1. To get the resource blocking state info for an individual load balancer:

    {% list tabs group=instructions %}

    - Management console {#console}

      1. In the [management console](https://console.yandex.cloud), select the [folder](../../resource-manager/concepts/resources-hierarchy.md#folder) with your load balancer.
      1. Navigate to **Application Load Balancer** and select the load balancer.
      1. Under **Allocation**, next to the availability zone, view its status.

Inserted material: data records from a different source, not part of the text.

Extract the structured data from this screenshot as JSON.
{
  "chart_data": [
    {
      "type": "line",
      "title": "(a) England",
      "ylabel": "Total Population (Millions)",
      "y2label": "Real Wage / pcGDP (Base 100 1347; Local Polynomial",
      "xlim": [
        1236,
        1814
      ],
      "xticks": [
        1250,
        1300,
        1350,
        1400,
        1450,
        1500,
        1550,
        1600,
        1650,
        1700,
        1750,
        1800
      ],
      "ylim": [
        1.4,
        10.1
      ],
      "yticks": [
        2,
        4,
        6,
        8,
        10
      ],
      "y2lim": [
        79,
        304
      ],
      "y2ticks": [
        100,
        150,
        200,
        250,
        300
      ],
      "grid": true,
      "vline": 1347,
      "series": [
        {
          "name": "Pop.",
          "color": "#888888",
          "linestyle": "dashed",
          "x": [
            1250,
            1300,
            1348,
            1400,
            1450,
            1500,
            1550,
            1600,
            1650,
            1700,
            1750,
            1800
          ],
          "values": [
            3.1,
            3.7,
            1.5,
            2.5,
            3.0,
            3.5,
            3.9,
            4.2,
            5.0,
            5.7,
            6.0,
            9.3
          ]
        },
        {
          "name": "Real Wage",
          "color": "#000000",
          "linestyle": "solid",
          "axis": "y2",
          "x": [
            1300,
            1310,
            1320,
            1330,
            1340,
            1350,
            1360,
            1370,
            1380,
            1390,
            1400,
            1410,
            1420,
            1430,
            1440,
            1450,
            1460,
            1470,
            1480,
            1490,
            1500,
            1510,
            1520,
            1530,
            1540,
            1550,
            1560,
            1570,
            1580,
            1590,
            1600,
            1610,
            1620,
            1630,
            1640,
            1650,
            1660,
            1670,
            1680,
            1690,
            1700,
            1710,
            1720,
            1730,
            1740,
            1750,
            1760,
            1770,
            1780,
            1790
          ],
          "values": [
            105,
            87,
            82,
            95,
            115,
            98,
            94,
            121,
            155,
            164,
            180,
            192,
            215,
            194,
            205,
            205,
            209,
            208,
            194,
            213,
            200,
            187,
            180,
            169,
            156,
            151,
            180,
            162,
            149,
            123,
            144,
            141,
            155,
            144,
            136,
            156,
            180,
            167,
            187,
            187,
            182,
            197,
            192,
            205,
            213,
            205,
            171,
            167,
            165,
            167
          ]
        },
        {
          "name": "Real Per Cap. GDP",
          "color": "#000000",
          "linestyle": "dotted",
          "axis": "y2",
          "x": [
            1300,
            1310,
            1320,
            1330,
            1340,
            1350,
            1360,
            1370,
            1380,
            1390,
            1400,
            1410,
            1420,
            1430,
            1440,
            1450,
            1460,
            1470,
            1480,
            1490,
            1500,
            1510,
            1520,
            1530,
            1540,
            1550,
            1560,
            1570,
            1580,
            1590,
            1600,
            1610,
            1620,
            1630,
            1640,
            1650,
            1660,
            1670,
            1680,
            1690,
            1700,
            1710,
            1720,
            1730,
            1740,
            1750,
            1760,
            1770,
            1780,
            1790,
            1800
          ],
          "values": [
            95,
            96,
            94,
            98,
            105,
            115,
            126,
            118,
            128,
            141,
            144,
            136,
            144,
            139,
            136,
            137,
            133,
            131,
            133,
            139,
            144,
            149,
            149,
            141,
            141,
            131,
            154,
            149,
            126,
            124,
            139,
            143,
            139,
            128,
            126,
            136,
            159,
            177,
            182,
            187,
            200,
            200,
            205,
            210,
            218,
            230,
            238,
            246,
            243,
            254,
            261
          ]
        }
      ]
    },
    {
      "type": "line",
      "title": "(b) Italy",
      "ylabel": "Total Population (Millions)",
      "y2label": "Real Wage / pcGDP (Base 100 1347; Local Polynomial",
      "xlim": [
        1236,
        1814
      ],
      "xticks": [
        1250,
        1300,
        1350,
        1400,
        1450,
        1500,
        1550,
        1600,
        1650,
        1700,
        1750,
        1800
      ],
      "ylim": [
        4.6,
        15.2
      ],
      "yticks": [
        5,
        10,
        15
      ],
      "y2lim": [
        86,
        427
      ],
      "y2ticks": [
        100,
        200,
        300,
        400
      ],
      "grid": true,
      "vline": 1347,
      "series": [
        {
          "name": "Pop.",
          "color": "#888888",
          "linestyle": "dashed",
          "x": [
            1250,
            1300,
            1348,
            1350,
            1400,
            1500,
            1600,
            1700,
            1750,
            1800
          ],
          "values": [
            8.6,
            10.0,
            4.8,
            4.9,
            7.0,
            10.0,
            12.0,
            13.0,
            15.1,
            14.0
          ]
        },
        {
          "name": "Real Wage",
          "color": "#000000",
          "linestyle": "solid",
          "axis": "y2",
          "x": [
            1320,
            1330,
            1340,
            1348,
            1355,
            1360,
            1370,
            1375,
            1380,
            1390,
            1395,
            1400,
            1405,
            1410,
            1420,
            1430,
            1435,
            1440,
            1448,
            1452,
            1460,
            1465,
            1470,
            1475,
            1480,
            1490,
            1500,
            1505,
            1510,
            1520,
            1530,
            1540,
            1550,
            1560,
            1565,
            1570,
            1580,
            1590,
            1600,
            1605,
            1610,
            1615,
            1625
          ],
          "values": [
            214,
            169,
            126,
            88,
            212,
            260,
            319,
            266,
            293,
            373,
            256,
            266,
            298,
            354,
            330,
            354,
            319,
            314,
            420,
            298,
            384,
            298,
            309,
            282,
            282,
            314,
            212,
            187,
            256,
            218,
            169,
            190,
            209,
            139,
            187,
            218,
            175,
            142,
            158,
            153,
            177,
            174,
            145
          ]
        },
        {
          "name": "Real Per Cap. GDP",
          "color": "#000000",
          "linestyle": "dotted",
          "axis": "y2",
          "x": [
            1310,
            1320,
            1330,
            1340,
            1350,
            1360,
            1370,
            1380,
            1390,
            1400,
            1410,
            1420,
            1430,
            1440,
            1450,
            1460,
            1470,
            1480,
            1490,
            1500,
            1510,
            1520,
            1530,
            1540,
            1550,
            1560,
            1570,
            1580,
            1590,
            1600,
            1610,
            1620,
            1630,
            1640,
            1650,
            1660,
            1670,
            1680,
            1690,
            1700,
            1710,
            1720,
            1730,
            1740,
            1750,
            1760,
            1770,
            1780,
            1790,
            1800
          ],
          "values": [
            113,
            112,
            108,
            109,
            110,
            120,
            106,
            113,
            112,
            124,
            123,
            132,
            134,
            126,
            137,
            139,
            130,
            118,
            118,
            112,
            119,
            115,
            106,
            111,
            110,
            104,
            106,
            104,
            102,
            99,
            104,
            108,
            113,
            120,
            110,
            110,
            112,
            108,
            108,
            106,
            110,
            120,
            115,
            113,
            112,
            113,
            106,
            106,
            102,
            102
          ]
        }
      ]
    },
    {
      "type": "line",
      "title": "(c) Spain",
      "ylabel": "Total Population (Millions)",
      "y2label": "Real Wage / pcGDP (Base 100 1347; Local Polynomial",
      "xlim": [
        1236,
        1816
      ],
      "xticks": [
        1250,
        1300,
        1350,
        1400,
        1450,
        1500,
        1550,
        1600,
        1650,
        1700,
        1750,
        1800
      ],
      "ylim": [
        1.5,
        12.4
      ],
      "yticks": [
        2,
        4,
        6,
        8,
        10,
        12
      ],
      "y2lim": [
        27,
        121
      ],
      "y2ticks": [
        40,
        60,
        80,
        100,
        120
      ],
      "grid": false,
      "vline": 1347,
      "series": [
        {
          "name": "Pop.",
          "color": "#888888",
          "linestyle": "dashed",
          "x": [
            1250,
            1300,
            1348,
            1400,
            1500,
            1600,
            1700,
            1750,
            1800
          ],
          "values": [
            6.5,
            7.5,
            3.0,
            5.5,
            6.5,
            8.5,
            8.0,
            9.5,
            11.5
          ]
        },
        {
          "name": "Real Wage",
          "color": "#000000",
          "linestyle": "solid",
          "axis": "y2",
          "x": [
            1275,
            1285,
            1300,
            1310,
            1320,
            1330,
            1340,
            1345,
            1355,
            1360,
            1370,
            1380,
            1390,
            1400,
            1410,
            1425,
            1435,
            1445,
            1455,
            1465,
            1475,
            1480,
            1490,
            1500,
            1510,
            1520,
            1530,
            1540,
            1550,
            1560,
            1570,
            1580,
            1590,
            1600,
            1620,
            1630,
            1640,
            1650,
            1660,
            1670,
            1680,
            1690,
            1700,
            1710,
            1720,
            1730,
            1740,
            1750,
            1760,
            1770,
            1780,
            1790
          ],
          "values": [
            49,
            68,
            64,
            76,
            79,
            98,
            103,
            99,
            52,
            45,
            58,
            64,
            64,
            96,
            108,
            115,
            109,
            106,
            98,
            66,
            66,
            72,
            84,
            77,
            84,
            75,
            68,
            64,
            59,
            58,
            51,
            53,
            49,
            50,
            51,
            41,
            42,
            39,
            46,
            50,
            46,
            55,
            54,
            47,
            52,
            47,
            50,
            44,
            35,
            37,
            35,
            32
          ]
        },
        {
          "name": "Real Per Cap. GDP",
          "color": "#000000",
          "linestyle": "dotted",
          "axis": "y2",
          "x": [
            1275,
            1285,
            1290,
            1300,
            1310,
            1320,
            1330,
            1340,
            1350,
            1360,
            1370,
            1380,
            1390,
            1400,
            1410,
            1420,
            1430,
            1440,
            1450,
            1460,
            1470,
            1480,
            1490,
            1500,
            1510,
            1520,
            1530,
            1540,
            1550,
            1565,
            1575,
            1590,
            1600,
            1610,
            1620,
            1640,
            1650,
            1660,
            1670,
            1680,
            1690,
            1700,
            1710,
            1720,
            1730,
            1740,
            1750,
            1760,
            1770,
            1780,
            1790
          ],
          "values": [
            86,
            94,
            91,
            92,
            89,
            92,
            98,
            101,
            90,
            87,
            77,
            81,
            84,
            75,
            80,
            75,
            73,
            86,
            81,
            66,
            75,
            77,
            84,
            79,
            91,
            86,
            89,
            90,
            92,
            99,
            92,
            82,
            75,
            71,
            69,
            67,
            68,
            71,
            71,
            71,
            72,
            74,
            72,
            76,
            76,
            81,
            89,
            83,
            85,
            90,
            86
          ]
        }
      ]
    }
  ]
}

          If the zonal shift duration has been set, you will see the end time next to the zone.

    {% endlist %}

1. Make sure traffic has stopped entering the selected zone. You can do this in the [monitoring](../../monitoring/index.md) service by plotting total traffic on your virtual machines' interfaces grouped by availability zone. 
   
   > Currently, you cannot have zone-by-zone traffic distribution plotted through one simple request to the monitoring service. To get this done:
   > 1. Create a chart in the monitoring service.
   > 1. Create lists of VM IDs for the `ru-central1-a` zone, e.g., using this command:
   >    ```
   >    yc compute instance list --jq '[.[] | select(.zone_id=="ru-central1-a") | .id ] | join("|")'`
   >    ```
   >    The command output will be a single-line list of VM IDs separated by `|`. For example: `fhm**********uv5|fhm**********aab|fhm**********ui1|...`. 
   > 1. Add a query to the monitoring chart: 
   >    ```
   >    alias(series_sum("network_received_packets"{folderId = "b1g**********", service = "compute", resource_type = "vm", resource_id = "<delimiter-separated_list_of_VM_IDs_from_previous_step_|>"}), "ru-central1-a")`
   >    ```
   > 1. Repeat steps 2 and 3 for zones `ru-central1-b` and `ru-central1-d`.
   > 1. Run the queries.

### Completing the test {#test-fin}

1. To resume traffic balancing in a previously disabled availability zone, run this `enable-zones` command:

   ```
   yc alb load-balancer enable-zones <load_balancer_name_or_ID> \
     --zones=ru-central1-b
   ```
1. Make sure that traffic has started flowing to the selected availability zone.
   
   > Remember that there is time limit for re-disabling balancing after it is re-enabled. You have to wait for two minutes before you can disable balancing after it was re-enabled.

## Conclusion {#conclusion}

We recommend you to perform fault tolerance testing on a regular basis, document the results, and continuously improve your processes based on the experience you gain.